How I missed the elements of a typically crowded Indian flight—the cackle of cranky children or the incessant chatter of women, the constant buzzing for the crew and of course, the entertainment. The eerie silence continued until we arrived at the destination, Kochi. (Tip 3: Be armed with patience. Once you land, it takes a while to exit as new rules indicate that the previous flight needs to deplane first. My waiting time: 45 minutes).
Part 4: Kochi – After the landing
The first thing we were asked to do, before immigration formalities, was to dispose off the protective clothing and shield in a biohazard bin. The announcer, dressed in PPE kit himself, patiently repeated the instructions to every passenger.
As I walked towards the exit, I noticed the barricaded duty-free shops requesting shoppers to pick their choice of the item—they would shop it for them, package it and accept payment, rather than have the space crowded with shoppers. Impressive!
At the exit, once again, details were noted down—contact numbers, commute (public transport or prepaid taxi or private vehicle), and such.
I had ordered a private vehicle and the full plexiglass shield between the driver and me was another reassuring sign that enough care was being taken by both, the authorities and citizens.

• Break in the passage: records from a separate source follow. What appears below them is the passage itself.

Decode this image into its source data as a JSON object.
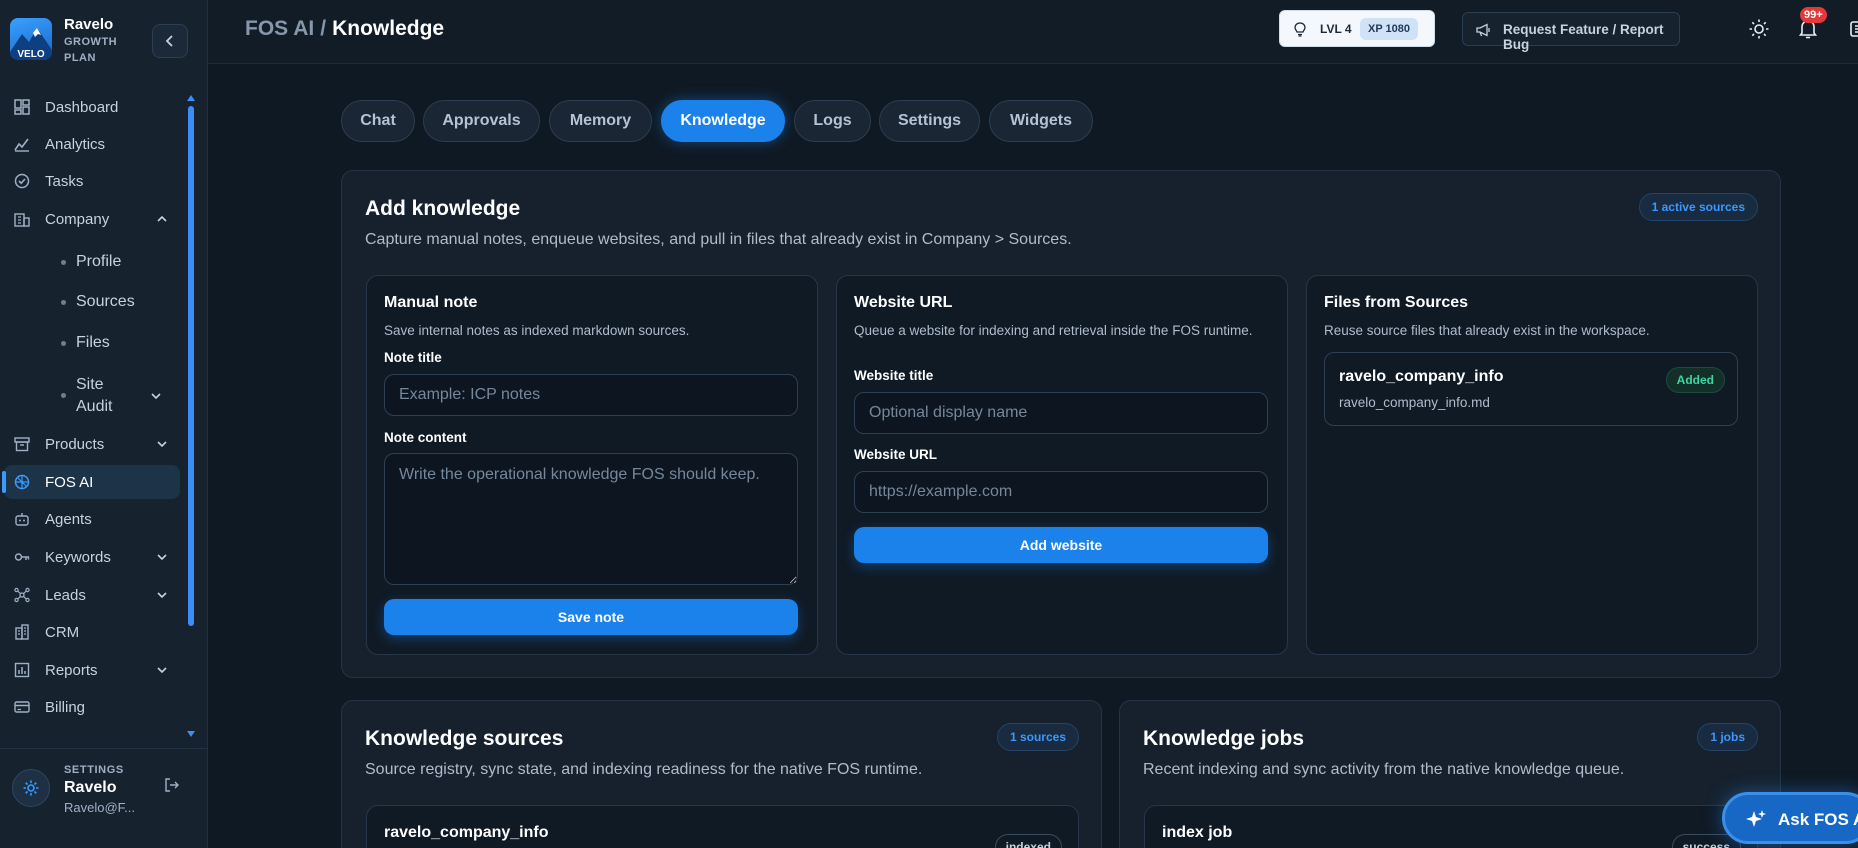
{
  "brand": {
    "name": "Ravelo",
    "plan": "GROWTH PLAN",
    "logo_text": "VELO"
  },
  "nav": {
    "items": [
      {
        "label": "Dashboard"
      },
      {
        "label": "Analytics"
      },
      {
        "label": "Tasks"
      },
      {
        "label": "Company"
      },
      {
        "label": "Products"
      },
      {
        "label": "FOS AI"
      },
      {
        "label": "Agents"
      },
      {
        "label": "Keywords"
      },
      {
        "label": "Leads"
      },
      {
        "label": "CRM"
      },
      {
        "label": "Reports"
      },
      {
        "label": "Billing"
      }
    ],
    "company_sub": [
      {
        "label": "Profile"
      },
      {
        "label": "Sources"
      },
      {
        "label": "Files"
      },
      {
        "label": "Site Audit"
      }
    ]
  },
  "user": {
    "section": "SETTINGS",
    "name": "Ravelo",
    "email": "Ravelo@F..."
  },
  "header": {
    "crumb_parent": "FOS AI",
    "crumb_sep": "/",
    "crumb_current": "Knowledge",
    "level": "LVL 4",
    "xp": "XP 1080",
    "request_label": "Request Feature / Report Bug",
    "notification_count": "99+"
  },
  "tabs": [
    {
      "label": "Chat"
    },
    {
      "label": "Approvals"
    },
    {
      "label": "Memory"
    },
    {
      "label": "Knowledge"
    },
    {
      "label": "Logs"
    },
    {
      "label": "Settings"
    },
    {
      "label": "Widgets"
    }
  ],
  "add_knowledge": {
    "title": "Add knowledge",
    "subtitle": "Capture manual notes, enqueue websites, and pull in files that already exist in Company > Sources.",
    "active_sources": "1 active sources",
    "manual_note": {
      "title": "Manual note",
      "subtitle": "Save internal notes as indexed markdown sources.",
      "note_title_label": "Note title",
      "note_title_placeholder": "Example: ICP notes",
      "note_content_label": "Note content",
      "note_content_placeholder": "Write the operational knowledge FOS should keep.",
      "save_label": "Save note"
    },
    "website": {
      "title": "Website URL",
      "subtitle": "Queue a website for indexing and retrieval inside the FOS runtime.",
      "title_label": "Website title",
      "title_placeholder": "Optional display name",
      "url_label": "Website URL",
      "url_placeholder": "https://example.com",
      "add_label": "Add website"
    },
    "files": {
      "title": "Files from Sources",
      "subtitle": "Reuse source files that already exist in the workspace.",
      "item_name": "ravelo_company_info",
      "item_file": "ravelo_company_info.md",
      "item_status": "Added"
    }
  },
  "knowledge_sources": {
    "title": "Knowledge sources",
    "subtitle": "Source registry, sync state, and indexing readiness for the native FOS runtime.",
    "count": "1 sources",
    "row_name": "ravelo_company_info",
    "row_status": "indexed"
  },
  "knowledge_jobs": {
    "title": "Knowledge jobs",
    "subtitle": "Recent indexing and sync activity from the native knowledge queue.",
    "count": "1 jobs",
    "row_name": "index job",
    "row_status": "success"
  },
  "ask_fab": {
    "label": "Ask FOS AI"
  }
}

On the way home, I saw giant hoardings offering information about Corona and ‘break the chain posters’.
Part 6: The Stay
Travel in the post-COVID world isn’t just waltzing into a new city, I realised. The state machinery has been taking no chances despite the mandatory 14-day quarantine.
My family had been given strict instructions on how to isolate—a separate room, separate plates, staying indoors and all that jazz. Over the next two weeks, I received six calls from ASHA workers, one from a counsellor, a visit by a policeman and more ‘Dos and Don’ts’ by health workers. Almost two weeks later, I got a test done, again at the behest of the authorities. (I tested negative, FYI, otherwise, I wouldn’t be writing this).
So, What’s Next?
While Kerala has seen a spike in cases, all the earnest measures taken are bound to flatten the curve.
Though most of its famed Ayurvedic retreats have shut their doors, preferring to reopen in October or November, the government is planning to focus on local tourism. The Keralam Kaanam initiative by the Association of Tourism and Trade Organisation of India (ATTOI), is especially impressive, as it focuses on hotels offering competitive and considerably lower rates to attract domestic tourists.
Hopefully, Kerala’s verdant greens and stunning resorts will once again welcome foreign and NRI tourists. Only, they have to be prepared for the ‘new normal’ of flying in the times of a pandemic.